‘I Hate (Love) Wikipedia’

‘I Hate (Love) Wikipedia’

Most academics I know are quick to condemn the value of wikipedia as a concept as well as content. When a new batch of undergraduates arrive at the university for the first time, professors are eager to warn them against the evils of the online encyclopaedia. They usually mention how unreliable are the entries, how impossible it is to identify the writer behind them, how the text does not engage in current debates. How justified are such comments?

I will not present you here with statistics or the research on the wikipedia phenomenon. Instead, I would like to share my personal experience. I have been editing wikipedia entries for the past few years. As you probably know, I am an expert in Roman history with a specialisation in imperial social and economic history. So, whenever I considered that an entry was not up to my standards or up to the latest research, I would ‘edit’ it. Are these entries less valuable to the educated public or the students or, indeed, other professors, because I wrote them anonymously?

Furthermore, a couple of years ago one of my students decided to run an impromptu experiment. He edited one of the entries and included a number of wrong information. Then he waited to see what happened. A few hours later the entry has been re-edited and the wrong information was removed. The crowd has spoken once more and the status quo was restored.

I do not claim that wikipedia could replace valid research. However, it is probably the best encyclopedia that ever existed and a living proof of the power of crowd-knowledge. I would strongly recommend it as a starting point for every student research project, since it includes the most basic information on most subjects. I would also recommend using it during my lectures, so that the students may be able to find more information on dates, events, places and people. Wikipedia is a great tool for interactive teaching.

What do you think?

Economic historian and numismatic consultant


  1. In a word, Jein. It’s pretty good for very basic factual information, such as the regnal dates of Trajan, which is the sort of stuff I can never be bothered to remember. It’s generally okay for marginally less basic factual information, so long as the subject hasn’t changed too much since the 1911 Encyclopedia Britannica, unless one is lucky enough to hit on a topic that someone like you has updated. I don’t think it’s a good starting-point for student research projects, unless they know absolutely nothing about a topic, precisely because – as you say – it is frequently pretty hopeless on current debates and research questions. That can be a serious problem, if the student then assumes that the way Wikipedia organises its discussion of a topic is the right way to think about it. I’ve used it in my teaching on many occasions, setting students to revise Wikipedia entries on a topic as an assessed exercise, and what strikes me is how often they make changes to individual sentences and expand discussions with more examples but retain the basic structure of topics, even if these make no logical sense and clearly don’t mesh with the way the topic is discussed in more up-to-date books. Because the structure is so clear (esp. compared with articles and books), it shapes their thinking and sets down tramlines along which all their subsequent research runs, and that is potentially bad.

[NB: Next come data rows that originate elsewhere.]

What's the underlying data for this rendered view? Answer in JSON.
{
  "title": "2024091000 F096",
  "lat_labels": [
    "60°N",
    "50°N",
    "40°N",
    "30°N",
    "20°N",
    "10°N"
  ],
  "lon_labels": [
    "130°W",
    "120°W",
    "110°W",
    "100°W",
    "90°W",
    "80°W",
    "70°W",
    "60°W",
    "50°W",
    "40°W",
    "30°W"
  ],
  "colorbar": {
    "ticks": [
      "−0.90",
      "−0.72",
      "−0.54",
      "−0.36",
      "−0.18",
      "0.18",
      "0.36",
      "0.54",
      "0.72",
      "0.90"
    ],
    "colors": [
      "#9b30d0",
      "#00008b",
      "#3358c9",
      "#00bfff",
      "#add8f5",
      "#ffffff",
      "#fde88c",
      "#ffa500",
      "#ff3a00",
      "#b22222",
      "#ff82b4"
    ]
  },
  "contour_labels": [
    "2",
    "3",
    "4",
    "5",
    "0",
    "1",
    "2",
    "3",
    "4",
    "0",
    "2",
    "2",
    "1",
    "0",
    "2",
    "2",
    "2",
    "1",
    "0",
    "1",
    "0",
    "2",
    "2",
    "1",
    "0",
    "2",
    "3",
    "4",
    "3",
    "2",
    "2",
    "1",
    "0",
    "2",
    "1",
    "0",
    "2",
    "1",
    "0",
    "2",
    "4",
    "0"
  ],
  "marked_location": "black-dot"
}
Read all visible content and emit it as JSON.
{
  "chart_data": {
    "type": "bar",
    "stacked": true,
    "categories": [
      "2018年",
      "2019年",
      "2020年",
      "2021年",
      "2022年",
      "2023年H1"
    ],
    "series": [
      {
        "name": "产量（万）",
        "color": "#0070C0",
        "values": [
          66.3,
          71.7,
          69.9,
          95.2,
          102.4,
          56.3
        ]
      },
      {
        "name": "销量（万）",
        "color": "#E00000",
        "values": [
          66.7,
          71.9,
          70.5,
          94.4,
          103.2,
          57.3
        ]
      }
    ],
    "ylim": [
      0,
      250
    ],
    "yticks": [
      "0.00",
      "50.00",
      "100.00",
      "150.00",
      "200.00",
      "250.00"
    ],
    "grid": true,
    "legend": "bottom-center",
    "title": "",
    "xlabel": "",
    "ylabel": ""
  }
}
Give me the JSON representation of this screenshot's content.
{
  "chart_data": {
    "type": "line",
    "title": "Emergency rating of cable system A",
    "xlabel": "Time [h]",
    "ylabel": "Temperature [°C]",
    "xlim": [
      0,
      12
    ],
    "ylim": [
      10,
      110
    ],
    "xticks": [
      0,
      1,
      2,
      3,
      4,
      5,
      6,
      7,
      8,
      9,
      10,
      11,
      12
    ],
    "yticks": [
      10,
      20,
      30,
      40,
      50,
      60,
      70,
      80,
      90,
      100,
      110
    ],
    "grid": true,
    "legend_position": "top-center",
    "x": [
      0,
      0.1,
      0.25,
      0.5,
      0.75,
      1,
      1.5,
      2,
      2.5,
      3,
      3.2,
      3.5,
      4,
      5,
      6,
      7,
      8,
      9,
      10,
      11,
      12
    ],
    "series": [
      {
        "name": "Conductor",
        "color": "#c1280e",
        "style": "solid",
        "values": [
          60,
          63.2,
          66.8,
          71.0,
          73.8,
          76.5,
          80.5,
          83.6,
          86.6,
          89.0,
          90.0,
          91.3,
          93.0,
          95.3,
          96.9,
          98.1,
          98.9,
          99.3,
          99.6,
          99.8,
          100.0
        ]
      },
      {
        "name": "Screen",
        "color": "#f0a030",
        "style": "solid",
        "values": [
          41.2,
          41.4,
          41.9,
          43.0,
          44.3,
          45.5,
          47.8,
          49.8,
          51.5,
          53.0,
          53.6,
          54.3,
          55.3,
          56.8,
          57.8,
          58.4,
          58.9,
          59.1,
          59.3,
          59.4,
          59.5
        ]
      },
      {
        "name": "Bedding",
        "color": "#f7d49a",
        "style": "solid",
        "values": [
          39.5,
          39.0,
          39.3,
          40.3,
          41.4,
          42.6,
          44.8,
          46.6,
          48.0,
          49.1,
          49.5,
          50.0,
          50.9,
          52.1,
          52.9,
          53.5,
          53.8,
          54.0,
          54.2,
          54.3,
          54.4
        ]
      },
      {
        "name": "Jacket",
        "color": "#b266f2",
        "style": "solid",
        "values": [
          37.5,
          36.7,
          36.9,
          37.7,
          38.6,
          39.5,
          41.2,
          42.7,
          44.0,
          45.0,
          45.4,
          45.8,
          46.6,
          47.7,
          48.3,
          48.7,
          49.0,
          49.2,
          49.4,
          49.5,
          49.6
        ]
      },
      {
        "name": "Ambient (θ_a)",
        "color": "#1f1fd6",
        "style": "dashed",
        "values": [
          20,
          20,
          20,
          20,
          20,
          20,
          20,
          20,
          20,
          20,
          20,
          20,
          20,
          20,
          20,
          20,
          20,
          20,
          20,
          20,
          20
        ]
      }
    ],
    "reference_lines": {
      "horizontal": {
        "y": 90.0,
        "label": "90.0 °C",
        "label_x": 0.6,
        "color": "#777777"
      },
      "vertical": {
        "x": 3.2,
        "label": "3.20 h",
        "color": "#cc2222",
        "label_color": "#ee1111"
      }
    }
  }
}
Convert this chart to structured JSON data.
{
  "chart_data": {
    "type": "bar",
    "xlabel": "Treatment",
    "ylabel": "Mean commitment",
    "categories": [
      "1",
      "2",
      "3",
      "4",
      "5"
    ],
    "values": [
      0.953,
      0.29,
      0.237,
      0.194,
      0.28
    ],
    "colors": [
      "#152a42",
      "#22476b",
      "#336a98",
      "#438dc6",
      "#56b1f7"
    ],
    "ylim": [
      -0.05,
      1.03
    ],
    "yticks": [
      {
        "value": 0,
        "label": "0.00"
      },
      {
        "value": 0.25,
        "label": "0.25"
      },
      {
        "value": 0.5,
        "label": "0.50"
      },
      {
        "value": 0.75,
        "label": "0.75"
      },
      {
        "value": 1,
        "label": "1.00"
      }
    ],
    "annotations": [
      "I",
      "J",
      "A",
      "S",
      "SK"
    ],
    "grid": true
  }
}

    I also suspect that we are lucky that most of the things we study are of little interest to the wider world, and certainly are not embroiled in major controversy; there is plenty of evidence that the Wikipedia entries on more controversial things can be very problematic – see this discussion, and the links: http://crookedtimber.org/2013/03/27/the-institute-for-cultural-diplomacy/. I don’t think I would be very confident about the reliability of the entry on Macedonia and its Greek identity, for example.

  2. Months ago PBS Newshour aired an interview with the founder of Wikipedia. At the question whether college and university professors were right in insisting that their student not use Wikipedia, he replied that college students should go to the library when they prepare their papers. This was for me a sufficient validation of my efforts to make my students understand that Wikipedia is not a god source. I sometimes use Wiki entries, but only when they are on my topic of research, which means that I can review them critically. I do explain my students the reason why I am presenting them with a Wiki entry, and the reason why they are not prepared enough to make the same educated selection–but I also warn them that in a few hours that very entry could be completely different. Colleagues have conducted interesting exercises in class on random entry use, have showed students the numberless mistakes they can take for reliable information, and have demonstrated how unreliable Wiki is. In addition, Wiki use is contrary to the application of writing and editorial convention; how do you footnote a Wiki information, if at any time anybody can cancel/edit/change it? How do you reconcile your effort to educate students to adopt the basic ruled of the Chicago Manual of Style with Wiki use? Conventional editorial rules are at the basis of writing ethics and of the awareness of writing responsibility; students must learn that, for the benefit of intellectual conversation, they are responsible for what they write and for making public their sources selection–all this becomes impossible when using Wiki, an everchanging ocean of wobbling references. It is evident to me that students who are keen to use Wiki do that because they do not want to do the real work. I had proof of that a few weeks ago when I gave my first, and last, take home exam.